Olympics: IOC vice president says Rio preps are 'worst' ever
International Olympic Committee vice president John Coates has slammed Rio's preparations for the 2016 Olympics, saying they are "the worst I have experienced."
Coates, who has made six trips to Rio as part of the Coordination Commission responsible for overseeing the preparations, said the IOC had taken the unprecedented step of embedding experts in Rio to help the local organizing committee deliver the games.
The "situation is critical on the ground," Coates told an Olympic forum in Sydney on Tuesday, outlining that construction has not started on some venues, infrastructure is significantly delayed and saying "the city also has social issues that need to be addressed."
"The IOC has adopted a more hands-on role, it is unprecedented for the IOC, but there is no plan B. We are going to Rio," Coates said. "We have become very concerned. They are not ready in many, many ways."
Brazil has also come under fire from football's world governing body, FIFA, for long delays in construction of stadiums and other infrastructure and the overdue delivery of venues for the World Cup, which kicks off in June. Two years out from the Olympics, the situation on the construction front is just as bleak.
"And this is against a city that's got social issues that also have to be addressed; a country that's also trying to deal with the FIFA World Cup coming up in a few months," Coates said.
Work hasn't even begun at Deodoro, a complex for eight Olympics sports venues.
Earlier this month, in a rare display of criticism against an Olympic host, 18 sports federations publicly aired widespread concerns over Rio's preparations, with some sports asking about "Plan B" contingencies for their venues.
The IOC responded by sending a senior troubleshooter, executive director Gilbert Felli, to Brazil as part of a series of emergency measures to tackle the delays threatening the games.
Rio de Janeiro mayor Eduardo Paes last week responded to the high number of complaints by saying sports federations were making too many unnecessary demands and he expected them to continue complaining until the start of the games.
He said the federations were asking for too many "large things" that won't be used by the city after the Olympics, so he will keep fighting to provide only what will be absolutely necessary to guarantee successful games in two years.
Coates said dealing with three levels of government in Brazil made it harder for local organizers than it was for the heavily criticized organizers of Athens 2004.
"I think this is a worse situation than Athens," he said. "In Athens, we were dealing with one government and some city responsibilities.
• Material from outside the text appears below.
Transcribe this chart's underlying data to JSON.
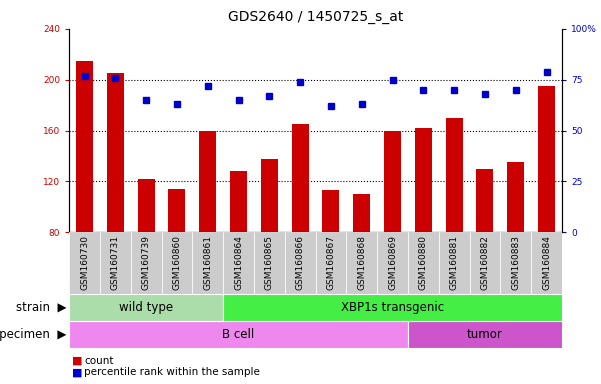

Here, there's three.
"There is bureaucracy, there is little coordination between the federal, the state government and the city which is responsible for a lot of the construction. The flow of funds from the federal government is not happening quickly enough. We think we need to help facilitate that."
Coates, who was involved in the organization of the Sydney 2000 Games as head of the Australian Olympic Committee and is chairman of the IOC's coordination commission for Tokyo 2020, said he thinks the IOC has got the message across in Brazil.
"We have to make it (the Olympics) happen and that is the IOC approach, you can't walk away from this," he said. "If it comes off the first (Olympic) Games on the South American continent, in a magical city in so many ways - it'll be a wonderful experience for the athletes."